Apabila iman sudah benar, maka persaudaraan karena Allah akan sejati. Seorang mukmin akan merasakan kedekatan kepada Allah dengan cara memberikan manfaat kepada saudaranya sesama muslim, melayaninya, membela kehormatannya, menutupi kesalahannya, memberinya makan jika ia lapar, menanyakan keadaannya, mendukungnya, dan mengasihinya. Maka persaudaraan itu bukanlah sekadar slogan yang diucapkan, klaim yang disampaikan, atau idealisme yang kosong, tetapi ia adalah kenyataan yang nyata dan dampak yang mendorong jiwa untuk berkorban, berbakti, bersabar dalam melayani, serta menjaga kehormatan, darah, dan harta sesama muslim.

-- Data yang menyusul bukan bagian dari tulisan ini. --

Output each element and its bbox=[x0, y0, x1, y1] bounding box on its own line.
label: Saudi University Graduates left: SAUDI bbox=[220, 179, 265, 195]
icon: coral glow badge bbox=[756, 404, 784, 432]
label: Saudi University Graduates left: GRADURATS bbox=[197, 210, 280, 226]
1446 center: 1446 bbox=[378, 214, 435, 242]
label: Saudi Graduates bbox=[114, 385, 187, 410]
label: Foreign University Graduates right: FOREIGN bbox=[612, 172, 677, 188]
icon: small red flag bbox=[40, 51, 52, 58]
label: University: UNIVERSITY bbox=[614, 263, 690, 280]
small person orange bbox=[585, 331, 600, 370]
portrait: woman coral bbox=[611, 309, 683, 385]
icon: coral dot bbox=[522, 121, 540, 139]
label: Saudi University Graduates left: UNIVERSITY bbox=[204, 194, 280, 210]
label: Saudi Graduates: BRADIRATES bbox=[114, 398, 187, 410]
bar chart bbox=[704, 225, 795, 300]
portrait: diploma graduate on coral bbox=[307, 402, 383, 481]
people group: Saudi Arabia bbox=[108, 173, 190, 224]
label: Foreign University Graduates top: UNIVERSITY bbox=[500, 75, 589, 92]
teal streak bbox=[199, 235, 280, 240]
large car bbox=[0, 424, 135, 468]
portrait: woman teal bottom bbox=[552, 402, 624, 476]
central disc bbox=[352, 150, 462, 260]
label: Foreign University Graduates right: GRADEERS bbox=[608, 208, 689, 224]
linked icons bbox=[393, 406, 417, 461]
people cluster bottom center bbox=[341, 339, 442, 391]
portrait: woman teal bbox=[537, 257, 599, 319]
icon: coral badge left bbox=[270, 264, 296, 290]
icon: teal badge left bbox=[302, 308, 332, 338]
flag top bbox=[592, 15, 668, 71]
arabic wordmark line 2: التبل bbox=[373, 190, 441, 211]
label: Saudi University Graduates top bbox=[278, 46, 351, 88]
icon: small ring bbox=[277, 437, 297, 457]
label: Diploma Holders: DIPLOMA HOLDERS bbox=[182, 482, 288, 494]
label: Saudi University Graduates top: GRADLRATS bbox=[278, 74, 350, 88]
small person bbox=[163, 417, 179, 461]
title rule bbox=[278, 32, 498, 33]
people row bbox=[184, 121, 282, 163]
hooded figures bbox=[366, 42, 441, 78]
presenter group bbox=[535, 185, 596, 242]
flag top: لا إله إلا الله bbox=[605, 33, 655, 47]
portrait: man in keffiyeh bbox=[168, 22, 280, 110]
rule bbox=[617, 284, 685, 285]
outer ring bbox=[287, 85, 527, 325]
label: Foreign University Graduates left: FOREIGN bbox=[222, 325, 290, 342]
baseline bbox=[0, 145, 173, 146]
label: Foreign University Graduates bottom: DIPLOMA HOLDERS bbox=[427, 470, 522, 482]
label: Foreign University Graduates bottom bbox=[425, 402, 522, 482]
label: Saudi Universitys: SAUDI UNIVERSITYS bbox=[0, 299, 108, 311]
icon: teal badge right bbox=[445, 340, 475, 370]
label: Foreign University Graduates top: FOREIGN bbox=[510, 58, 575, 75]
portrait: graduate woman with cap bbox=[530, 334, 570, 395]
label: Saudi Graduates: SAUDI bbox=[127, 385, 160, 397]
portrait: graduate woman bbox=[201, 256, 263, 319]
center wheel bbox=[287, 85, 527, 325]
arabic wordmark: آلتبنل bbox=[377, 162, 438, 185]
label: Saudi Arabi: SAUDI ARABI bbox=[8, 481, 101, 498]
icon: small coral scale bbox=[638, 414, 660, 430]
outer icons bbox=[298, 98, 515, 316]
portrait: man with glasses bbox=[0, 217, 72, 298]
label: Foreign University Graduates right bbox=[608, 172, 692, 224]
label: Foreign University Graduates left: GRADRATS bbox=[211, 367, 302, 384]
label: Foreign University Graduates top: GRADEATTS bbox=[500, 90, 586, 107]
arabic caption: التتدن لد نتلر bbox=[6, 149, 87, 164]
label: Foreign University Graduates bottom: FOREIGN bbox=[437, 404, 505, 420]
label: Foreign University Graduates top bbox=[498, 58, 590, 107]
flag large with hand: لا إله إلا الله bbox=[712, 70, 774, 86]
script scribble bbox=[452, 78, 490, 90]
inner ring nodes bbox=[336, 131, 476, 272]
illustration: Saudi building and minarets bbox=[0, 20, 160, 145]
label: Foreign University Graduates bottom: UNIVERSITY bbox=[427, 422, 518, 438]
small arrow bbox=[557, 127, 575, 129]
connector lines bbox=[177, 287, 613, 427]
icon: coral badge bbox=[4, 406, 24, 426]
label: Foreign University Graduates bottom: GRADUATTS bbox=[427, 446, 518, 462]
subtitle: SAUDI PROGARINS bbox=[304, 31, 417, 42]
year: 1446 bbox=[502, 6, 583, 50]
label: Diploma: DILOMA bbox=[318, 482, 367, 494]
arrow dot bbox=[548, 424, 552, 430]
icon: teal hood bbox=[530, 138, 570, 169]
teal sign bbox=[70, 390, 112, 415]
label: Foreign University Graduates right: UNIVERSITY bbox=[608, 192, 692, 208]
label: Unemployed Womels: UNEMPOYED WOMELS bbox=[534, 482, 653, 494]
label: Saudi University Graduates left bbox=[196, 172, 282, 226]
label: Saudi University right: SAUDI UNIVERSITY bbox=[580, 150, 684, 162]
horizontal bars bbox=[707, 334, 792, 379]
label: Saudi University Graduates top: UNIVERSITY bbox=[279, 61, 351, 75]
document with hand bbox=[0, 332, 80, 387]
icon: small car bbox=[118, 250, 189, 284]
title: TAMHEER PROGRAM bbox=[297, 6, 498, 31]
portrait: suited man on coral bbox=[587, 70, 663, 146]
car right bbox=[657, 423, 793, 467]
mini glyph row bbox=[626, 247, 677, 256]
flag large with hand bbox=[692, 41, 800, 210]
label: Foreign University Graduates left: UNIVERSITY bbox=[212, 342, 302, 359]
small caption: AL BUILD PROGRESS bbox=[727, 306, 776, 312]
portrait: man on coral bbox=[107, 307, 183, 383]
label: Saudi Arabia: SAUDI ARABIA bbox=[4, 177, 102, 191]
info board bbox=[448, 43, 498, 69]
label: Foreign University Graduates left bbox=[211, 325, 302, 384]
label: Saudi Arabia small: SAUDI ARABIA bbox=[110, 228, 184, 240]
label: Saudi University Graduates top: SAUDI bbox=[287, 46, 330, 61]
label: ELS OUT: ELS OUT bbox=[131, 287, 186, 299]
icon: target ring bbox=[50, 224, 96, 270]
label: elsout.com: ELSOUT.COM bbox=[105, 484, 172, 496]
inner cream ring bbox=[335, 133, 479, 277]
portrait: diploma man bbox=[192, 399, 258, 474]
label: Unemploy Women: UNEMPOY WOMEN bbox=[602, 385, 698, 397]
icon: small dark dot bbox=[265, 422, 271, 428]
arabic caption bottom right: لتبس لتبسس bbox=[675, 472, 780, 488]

Dan persaudaraan itu bukan hanya sekadar kebersamaan di saat lapang dan senang, lalu kemudian berubah menjadi permusuhan ketika terjadi perbedaan pandangan dan pendapat. Karena pada saat itu, persaudaraan akan dilupakan, hak-haknya dilanggar, kehormatan dirusak, dan ikatan cinta dihancurkan. Namun, jika persaudaraan karena Allah itu jujur dan tulus, ia akan tetap kokoh meskipun saudaramu berbuat buruk kepadamu atau lalai dalam hakmu. Para ulama berkata: “Hakikat persaudaraan adalah tidak menambah kebaikan (saat bersama) dan tidak mengurangi (rasa kasih) saat berpisah (atau bersikap dingin).”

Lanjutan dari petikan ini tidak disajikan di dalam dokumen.